S’il n’y avait que ça…
Autant le dire tout de suite, Kekkaishi est un manga sur lequel je peux m’étendre, et m’étendre encore. Aucun volume inutile, aucun personnage introduit juste pour combler un vide, un rythme parfaitement balancé, un dessin juste excellent et avec une vraie personnalité tout en restant très accessible, des thèmes matures et profonds et sur lesquels il y a beaucoup à dire… tout ça fait de ce titre un manga comme on en voit peu. On ne peut pas le classer comme un simple divertissement de pure baston comme peut l’être Fairy Tail ou Zatch bell, mais il lui manque cette ampleur et cet esprit de voyage et de grands horizons pour pouvoir être comparé à One Piece ou FMA. Mais dans un genre différent, il est sans conteste leur égal.
Kekkaishi est un manga à part, dans le sens où malgré son statut de shônen, il est difficile de le comparer à un autre, créant à lui seul une sorte de nouveau genre et standard. Même si je n’ai encore vu aucun titre proposant le même genre de formule.
Pour tout fan de shônen manga, il me semble nécessaire d’au moins s’essayer à ce titre. Il est évident qu’il ne plaira pas à tout le monde, mais quel que soit l’angle abordé, je ne lui trouve aucun défaut majeur, aucune longueur, aucunes fausses notes… Chaque lecture est un plaisir, et chaque nouveau tome une découverte, même après autant de volumes.

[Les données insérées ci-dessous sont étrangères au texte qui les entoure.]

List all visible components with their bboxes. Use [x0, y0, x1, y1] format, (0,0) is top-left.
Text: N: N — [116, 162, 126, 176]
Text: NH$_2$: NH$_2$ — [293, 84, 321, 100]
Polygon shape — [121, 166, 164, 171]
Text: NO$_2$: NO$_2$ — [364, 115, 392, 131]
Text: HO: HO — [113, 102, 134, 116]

Une série comme on en voit trop peu et parmi les meilleurs éditées en francophonie, mais qui souffre d’une image trop banale et pas assez dépaysante pour le lecteur lambda. Mais il ne faut jamais se fier aux apparences, c’est le cœur et ce que le titre a réellement à proposer qui reste le plus important. Une leçon qui dépasse de beaucoup le seul monde du manga.
À découvrir, à posséder, à emprunter, à acheter d’occaz., ce que vous voulez ( sauf à voler évidemment) mais à lire, tout simplement.